The development came a day after Canadian Prime Minister Justin Trudeau hailed Nijjar as a Canadian citizen, who was supposedly killed by Indian security agencies on Canadian soil. He had also expelled a top Indian diplomat, thus prompting a full-fledged diplomatic standoff with India.
Nijjar, who was killed on June 18 this year in Surrey by unidentified gunmen, was granted Canadian citizenship in 2007 despite his involvement in immigration fraud and open allegiance to the cause of secession and terrorism.
He also attacked the ‘Ekta Yatra’ led by BJP leader Murli Manohar Joshi from Punjab to Delhi in January 1992. A total of 4 BJP workers were killed while 19 others were injured. Gurdeep Singh Deepa Heran Wala also attacked police officers and CRPF personnel and killed one person every 9th day.
Anti-India activities of Hardeep Singh Nijjar
Nijjar ran a plumbing business in Surrey.
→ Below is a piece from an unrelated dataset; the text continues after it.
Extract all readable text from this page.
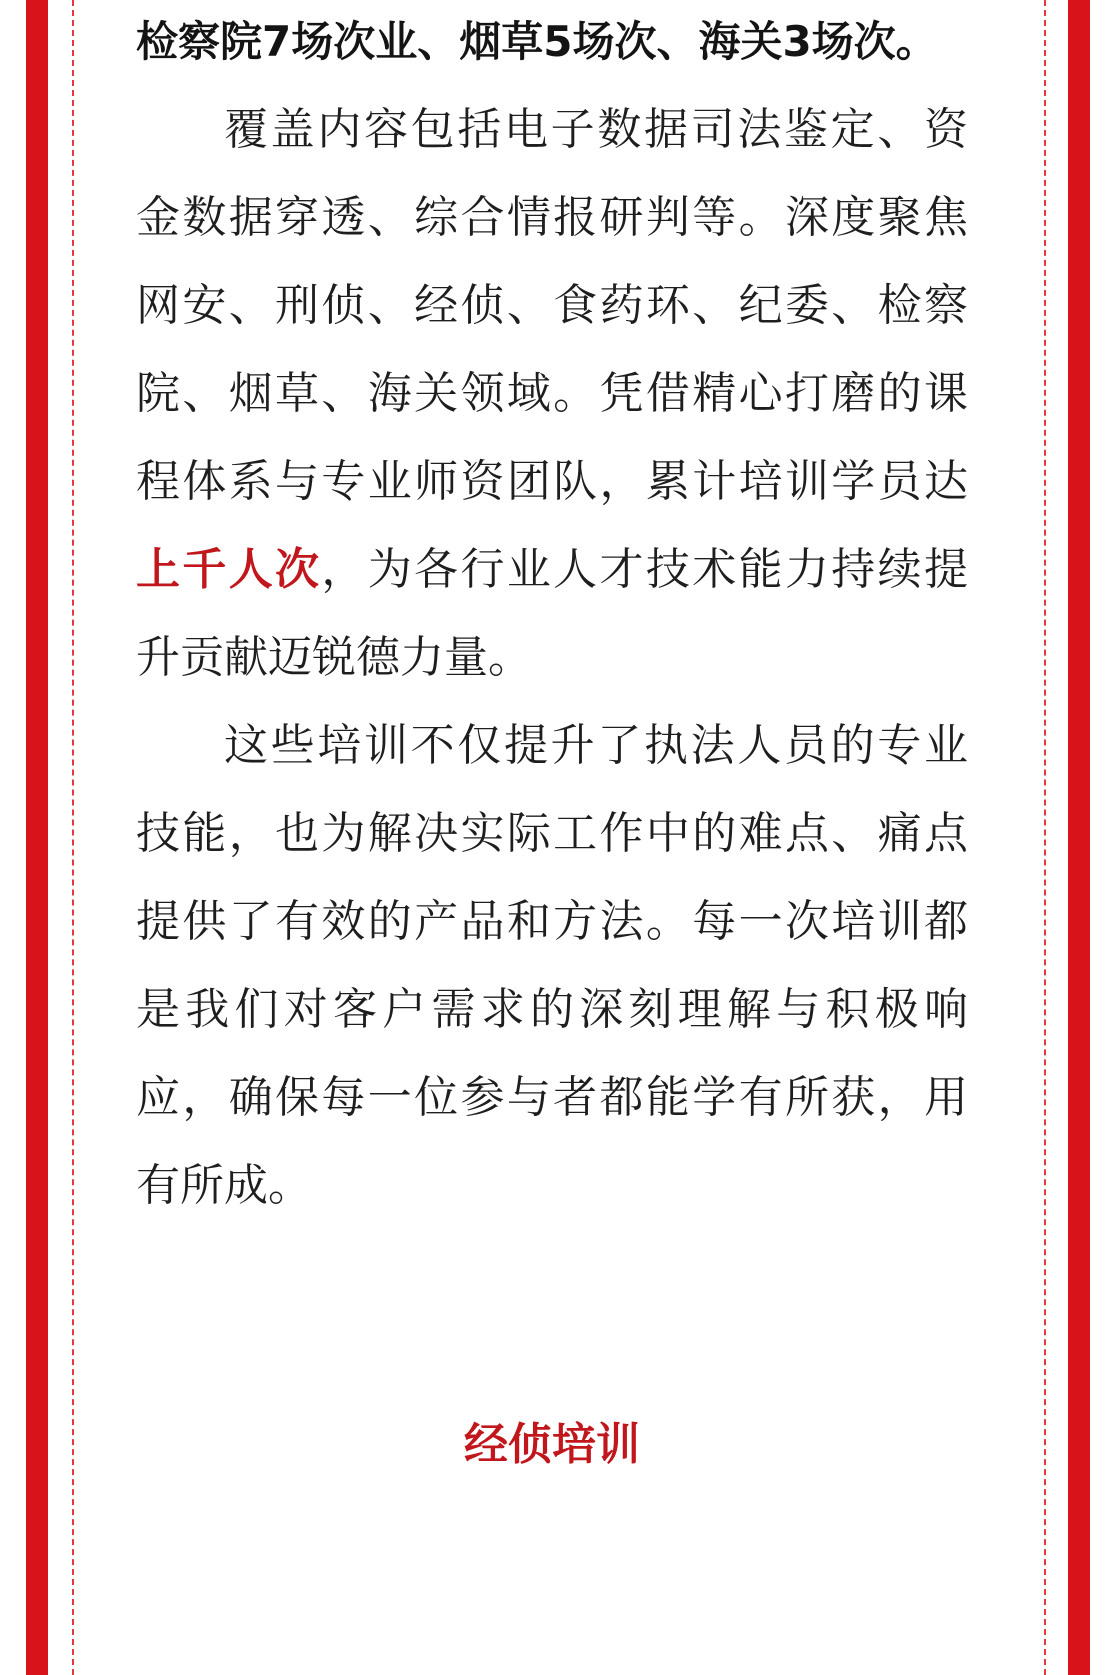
检察院7场次业、烟草5场次、海关3场次。

覆盖内容包括电子数据司法鉴定、资金数据穿透、综合情报研判等。深度聚焦网安、刑侦、经侦、食药环、纪委、检察院、烟草、海关领域。凭借精心打磨的课程体系与专业师资团队，累计培训学员达上千人次，为各行业人才技术能力持续提升贡献迈锐德力量。

这些培训不仅提升了执法人员的专业技能，也为解决实际工作中的难点、痛点提供了有效的产品和方法。每一次培训都是我们对客户需求的深刻理解与积极响应，确保每一位参与者都能学有所获，用有所成。

经侦培训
He travelled to Geneva in 2013 to appeal to the UNHRC to recognize the 1984 anti-Sikh violence as a genocide. In what capacity, with whose backing or sponsorship did he manage to reach to a global institution like the UNHRC is worth thinking about.
In June 2014, Nijjar openly called for the separation of the Indian state of Punjab at the UN Headquarters. Five months later, in November 2014, India issued a warrant for Nijjar’s arrest through the Interpol’s National Central Bureau in New Delhi.
The warrant described him as a “mastermind/active member” of the Khalistan Tiger Force (KTF) terrorist group. The warrant also mentioned that Nijjar’s name had surfaced following the 2007 bombing of the Shingar Cinema in Punjab.
According to the summary of the case, the suspects arrested for the blast confessed that they were “acting under the instructions of Hardeep Singh Nijjar”.
In 2016, a second Interpol notice made fresh allegations against Nijjar, calling him the “mastermind and key conspirator of many terrorist acts in India”.
He was wanted for acts of terrorism and recruitment and fundraising and faced a possible life sentence. Nijjar denied the charges in a letter to Canadian PM Trudeau calling them “baseless and fabricated”.
Moreover, in March 2019, Nijjar was charged with assault but the case was stayed the same December.
Nijjar was also embroiled in a dispute over a commercial printing press which he had taken from Ripudaman Singh Malik, who was acquitted of involvement in the deadly 1985 Air India bombings.
The machine was purchased by Malik and a partner who intended to use it to print Sikh scriptures. Malik handed over the press to Nijjar in November 2020 “for safekeeping”.
But Nijjar refused to return it. Malik was murdered in July 2022. A lawsuit then followed in February 2023 seeking the return of the equipment.